During the course of PARTNER2, 15 men acquired HIV. Using phylogenetic sequencing, researchers compared the newly acquired viruses of those men to the virus of their primary partner. They found zero linked infections, which means that each newly diagnosed person contracted HIV from a non-primary sexual partner who did not participate in the study. Thirty-seven percent of the enrolled couples reported having sex with an outside partner.

Researchers extrapolated the data to determine that it would take at least 419 years for there to be even the possibility of a transmission between serodiscordant MSM couples when the partner living with HIV is virally suppressed.

The PARTNER2 results yielded an equivalent level of confidence for gay men as it had for heterosexual couples in the original PARTNER study, also referred to as PARTNER1. Taken together, the findings affirm that there is no risk of HIV transmission when a person's HIV viral load is suppressed on treatment.

"It is clear through the PARTNER clinical trials that the chance that people who are virally suppressed can transmit HIV is zero. Undetectable does equal untransmittable," Rodger declared.

Carl Dieffenbach, Ph.D., director of the Division of AIDS at the National Institutes of Health, reinforced this message. "This update helps wrap up the [U=U] issue and adds to the data set, which will help reduce self-stigma for people living with HIV while also improving adherence," he told TheBodyPRO.

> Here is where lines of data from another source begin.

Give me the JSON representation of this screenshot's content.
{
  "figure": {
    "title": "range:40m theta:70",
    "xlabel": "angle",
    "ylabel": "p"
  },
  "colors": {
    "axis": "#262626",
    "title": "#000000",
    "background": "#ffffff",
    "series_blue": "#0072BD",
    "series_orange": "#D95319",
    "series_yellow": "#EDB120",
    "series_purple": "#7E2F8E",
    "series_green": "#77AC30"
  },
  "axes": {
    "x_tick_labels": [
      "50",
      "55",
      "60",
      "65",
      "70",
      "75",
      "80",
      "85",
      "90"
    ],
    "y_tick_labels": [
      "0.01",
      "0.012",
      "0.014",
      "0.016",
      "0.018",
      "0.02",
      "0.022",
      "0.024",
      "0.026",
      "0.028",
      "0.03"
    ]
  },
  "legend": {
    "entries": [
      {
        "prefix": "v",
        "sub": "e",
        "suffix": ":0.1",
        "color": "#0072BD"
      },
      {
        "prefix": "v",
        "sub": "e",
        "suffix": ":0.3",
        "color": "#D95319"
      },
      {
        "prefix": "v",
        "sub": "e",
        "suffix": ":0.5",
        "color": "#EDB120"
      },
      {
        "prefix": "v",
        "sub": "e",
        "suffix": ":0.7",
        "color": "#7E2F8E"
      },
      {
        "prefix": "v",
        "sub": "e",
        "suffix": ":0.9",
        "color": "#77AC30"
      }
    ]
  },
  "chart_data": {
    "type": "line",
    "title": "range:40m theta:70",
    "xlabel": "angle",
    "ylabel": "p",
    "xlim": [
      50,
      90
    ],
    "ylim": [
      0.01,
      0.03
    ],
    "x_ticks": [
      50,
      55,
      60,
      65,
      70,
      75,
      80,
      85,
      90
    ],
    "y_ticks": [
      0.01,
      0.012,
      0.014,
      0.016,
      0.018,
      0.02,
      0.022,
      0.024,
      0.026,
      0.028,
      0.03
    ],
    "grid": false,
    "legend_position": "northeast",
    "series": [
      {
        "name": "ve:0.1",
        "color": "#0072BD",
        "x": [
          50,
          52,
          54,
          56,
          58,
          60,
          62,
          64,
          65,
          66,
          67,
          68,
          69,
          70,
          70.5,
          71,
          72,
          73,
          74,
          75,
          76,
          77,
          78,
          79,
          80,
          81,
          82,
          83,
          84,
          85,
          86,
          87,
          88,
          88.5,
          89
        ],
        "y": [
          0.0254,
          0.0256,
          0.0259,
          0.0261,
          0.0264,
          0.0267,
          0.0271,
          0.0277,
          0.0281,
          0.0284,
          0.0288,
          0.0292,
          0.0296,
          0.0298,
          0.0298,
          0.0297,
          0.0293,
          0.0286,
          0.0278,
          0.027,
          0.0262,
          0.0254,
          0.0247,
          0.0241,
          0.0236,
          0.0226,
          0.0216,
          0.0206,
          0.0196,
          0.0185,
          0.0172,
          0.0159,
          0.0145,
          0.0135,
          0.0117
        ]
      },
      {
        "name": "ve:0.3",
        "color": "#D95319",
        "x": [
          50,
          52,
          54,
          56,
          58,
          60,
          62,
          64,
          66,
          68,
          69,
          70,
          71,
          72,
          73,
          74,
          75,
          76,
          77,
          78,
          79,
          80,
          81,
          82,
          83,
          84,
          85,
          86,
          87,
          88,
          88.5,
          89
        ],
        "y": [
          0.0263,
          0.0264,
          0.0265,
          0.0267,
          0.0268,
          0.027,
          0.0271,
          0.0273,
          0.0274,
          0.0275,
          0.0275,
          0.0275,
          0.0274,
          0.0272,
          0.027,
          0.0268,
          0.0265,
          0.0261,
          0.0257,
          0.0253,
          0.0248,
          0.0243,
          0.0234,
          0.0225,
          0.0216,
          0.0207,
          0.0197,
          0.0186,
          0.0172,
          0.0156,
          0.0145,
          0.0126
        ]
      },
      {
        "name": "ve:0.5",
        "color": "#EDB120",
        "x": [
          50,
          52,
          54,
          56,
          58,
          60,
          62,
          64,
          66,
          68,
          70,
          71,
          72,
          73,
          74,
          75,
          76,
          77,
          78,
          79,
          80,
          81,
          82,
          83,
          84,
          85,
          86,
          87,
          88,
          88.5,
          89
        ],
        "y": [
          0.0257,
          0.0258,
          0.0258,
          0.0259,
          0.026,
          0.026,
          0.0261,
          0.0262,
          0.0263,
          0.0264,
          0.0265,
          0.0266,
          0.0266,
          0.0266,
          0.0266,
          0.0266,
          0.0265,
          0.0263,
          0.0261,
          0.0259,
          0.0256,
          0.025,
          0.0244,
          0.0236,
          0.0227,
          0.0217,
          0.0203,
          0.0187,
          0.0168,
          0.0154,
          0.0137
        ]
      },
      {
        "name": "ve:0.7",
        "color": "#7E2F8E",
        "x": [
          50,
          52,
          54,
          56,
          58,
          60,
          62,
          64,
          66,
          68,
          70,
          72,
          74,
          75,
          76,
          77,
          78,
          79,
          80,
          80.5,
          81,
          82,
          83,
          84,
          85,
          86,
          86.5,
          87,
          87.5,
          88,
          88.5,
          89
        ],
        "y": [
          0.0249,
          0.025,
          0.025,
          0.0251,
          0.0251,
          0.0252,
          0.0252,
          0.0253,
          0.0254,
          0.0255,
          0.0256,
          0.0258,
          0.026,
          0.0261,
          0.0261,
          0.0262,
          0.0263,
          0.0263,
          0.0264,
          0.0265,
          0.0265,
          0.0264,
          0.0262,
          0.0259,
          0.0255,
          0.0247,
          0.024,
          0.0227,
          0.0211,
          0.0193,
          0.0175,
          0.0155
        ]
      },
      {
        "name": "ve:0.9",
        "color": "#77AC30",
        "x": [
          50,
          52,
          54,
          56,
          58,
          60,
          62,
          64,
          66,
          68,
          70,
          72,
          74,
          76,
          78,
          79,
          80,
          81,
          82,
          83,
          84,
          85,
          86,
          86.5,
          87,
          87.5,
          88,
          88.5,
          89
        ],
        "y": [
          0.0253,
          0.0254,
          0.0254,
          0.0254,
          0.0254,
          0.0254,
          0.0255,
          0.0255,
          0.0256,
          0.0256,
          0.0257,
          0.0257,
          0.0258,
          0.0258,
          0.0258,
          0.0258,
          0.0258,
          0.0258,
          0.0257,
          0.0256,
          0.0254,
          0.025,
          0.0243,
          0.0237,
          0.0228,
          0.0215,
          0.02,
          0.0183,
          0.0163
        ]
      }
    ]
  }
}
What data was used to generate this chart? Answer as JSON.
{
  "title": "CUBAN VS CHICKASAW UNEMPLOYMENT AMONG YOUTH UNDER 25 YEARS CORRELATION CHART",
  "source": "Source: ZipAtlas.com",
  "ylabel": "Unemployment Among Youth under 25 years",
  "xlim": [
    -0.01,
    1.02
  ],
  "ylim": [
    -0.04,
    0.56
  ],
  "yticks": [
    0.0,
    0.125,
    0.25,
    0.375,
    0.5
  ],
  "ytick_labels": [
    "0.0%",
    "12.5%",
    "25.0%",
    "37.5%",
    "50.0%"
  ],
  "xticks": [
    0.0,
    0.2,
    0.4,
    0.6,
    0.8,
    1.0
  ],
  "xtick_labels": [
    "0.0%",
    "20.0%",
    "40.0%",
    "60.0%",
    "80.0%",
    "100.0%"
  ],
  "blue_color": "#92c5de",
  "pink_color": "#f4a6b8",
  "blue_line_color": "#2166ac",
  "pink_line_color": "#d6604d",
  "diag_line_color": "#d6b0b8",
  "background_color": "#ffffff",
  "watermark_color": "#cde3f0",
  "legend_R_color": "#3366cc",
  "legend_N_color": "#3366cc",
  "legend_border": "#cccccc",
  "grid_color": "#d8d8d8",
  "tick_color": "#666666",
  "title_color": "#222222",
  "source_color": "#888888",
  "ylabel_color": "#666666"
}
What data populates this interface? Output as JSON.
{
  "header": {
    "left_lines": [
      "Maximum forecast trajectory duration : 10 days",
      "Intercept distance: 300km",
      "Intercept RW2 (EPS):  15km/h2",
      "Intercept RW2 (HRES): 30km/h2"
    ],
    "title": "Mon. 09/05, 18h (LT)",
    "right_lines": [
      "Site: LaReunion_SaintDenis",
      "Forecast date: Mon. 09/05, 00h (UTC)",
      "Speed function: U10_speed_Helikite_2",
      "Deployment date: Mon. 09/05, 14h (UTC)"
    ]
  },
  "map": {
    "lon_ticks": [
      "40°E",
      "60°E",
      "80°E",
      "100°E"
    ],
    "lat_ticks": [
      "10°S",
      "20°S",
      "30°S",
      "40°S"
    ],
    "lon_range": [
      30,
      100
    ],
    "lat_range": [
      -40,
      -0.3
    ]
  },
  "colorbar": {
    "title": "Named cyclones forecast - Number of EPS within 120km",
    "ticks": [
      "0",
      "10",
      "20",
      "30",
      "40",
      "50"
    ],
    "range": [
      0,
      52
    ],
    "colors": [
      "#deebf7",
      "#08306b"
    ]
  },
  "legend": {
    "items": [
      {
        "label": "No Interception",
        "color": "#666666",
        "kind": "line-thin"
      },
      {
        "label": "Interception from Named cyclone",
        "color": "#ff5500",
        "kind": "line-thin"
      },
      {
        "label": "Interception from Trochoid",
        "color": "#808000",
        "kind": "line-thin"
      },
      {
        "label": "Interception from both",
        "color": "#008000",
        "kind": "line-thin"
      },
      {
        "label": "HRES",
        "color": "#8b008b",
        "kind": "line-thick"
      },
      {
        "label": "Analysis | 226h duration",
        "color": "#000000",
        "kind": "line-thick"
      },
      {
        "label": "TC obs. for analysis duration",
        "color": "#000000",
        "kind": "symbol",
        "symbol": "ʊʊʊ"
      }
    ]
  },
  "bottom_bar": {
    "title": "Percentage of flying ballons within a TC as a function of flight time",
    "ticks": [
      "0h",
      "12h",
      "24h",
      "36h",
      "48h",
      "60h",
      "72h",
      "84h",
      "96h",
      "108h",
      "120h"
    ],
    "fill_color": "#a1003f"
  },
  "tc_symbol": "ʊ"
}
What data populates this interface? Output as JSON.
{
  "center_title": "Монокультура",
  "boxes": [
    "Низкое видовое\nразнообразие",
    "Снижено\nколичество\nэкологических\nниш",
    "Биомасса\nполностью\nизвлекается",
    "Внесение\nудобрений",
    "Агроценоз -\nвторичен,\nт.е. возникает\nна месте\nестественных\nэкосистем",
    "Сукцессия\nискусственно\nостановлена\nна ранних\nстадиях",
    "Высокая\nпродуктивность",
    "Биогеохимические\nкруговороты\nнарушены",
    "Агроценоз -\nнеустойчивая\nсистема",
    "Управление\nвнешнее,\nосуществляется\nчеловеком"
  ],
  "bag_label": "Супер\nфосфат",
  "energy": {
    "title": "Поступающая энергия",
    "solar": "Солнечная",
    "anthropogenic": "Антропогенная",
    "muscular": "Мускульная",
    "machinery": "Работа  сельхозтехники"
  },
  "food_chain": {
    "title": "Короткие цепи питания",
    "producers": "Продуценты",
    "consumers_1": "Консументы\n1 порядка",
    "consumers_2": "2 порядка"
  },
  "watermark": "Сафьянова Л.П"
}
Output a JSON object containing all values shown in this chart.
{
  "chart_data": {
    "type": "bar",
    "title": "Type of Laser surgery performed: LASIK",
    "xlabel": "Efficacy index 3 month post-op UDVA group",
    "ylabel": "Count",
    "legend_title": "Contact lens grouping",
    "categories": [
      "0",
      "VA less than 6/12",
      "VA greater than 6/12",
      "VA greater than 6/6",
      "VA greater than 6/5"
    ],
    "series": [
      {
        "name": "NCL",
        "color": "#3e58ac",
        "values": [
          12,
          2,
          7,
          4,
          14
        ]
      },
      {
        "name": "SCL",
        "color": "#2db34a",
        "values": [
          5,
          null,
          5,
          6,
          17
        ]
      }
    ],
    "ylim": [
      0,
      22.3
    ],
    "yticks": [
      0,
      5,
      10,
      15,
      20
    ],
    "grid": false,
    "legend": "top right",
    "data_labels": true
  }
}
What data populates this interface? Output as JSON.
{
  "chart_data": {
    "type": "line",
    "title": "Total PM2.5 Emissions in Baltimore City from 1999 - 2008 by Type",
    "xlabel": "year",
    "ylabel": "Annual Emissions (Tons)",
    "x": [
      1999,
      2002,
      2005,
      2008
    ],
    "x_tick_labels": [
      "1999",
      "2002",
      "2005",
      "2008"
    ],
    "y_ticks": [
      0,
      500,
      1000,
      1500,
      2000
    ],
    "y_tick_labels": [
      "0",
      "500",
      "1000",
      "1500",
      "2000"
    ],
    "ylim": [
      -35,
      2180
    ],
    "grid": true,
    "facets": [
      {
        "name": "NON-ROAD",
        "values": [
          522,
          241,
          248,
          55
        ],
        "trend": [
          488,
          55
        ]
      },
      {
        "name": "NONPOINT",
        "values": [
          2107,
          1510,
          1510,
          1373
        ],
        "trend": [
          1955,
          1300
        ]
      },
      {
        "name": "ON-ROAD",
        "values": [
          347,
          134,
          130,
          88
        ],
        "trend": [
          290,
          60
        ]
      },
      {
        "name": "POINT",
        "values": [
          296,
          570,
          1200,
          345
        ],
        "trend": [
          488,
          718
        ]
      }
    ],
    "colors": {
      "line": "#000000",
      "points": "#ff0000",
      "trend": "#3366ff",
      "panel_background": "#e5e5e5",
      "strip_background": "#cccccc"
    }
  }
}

Dieffenbach added that the PARTNER2 results should help ensure no further pushback from health care providers who had been hesitant to affirm U=U with their gay patients. "The data clearly states an HIV virally suppressed gay man could have been having anal sex every day since the year 1600 and still would not have transmitted the virus," he said.

As the PARTNER2 results became public, the immediate response from the gay community was overwhelmingly positive.

"It's magical," said Daniel Driffin, M.P.H., the cofounder of THRIVE SS in Atlanta, Georgia, who attended AIDS 2018. "To know that people living with HIV can take treatment to prevent HIV is great. We still have to continue the efforts to get key populations -- especially black people in the U.S., gay and bisexual men, and trans women."

After Rodger completed her presentation of the PARTNER2 data, Bruce Richman, founder and executive director of the Prevention Access Campaign (and the creative mind behind the "U=U" campaign), stepped up to one of the microphones set up to facilitate audience questions in the large conference auditorium. "There are many providers that are still not accepting this message," Richman said. "They try to focus on [how] the risk is not zero scientifically; or they focus on [how] their patients aren't going to be adherent, and they won't know that they're detectable; or they say there's a rise of STIs [sexually transmitted infections] already, so they don't want to share this with their patients. We get every single kind of excuse. What would you say to clinicians -- or any other information provider -- who is withholding this information from people with HIV?"

Rodger didn't hesitate. "I think the time for excuses are over," she replied. "I think it's very, very clear that the risk is zero."

The packed room of attendees -- an international gathering of health care providers, researchers, non-clinical health workers, advocates, and community leaders -- began applauding again even before she had finished her answer.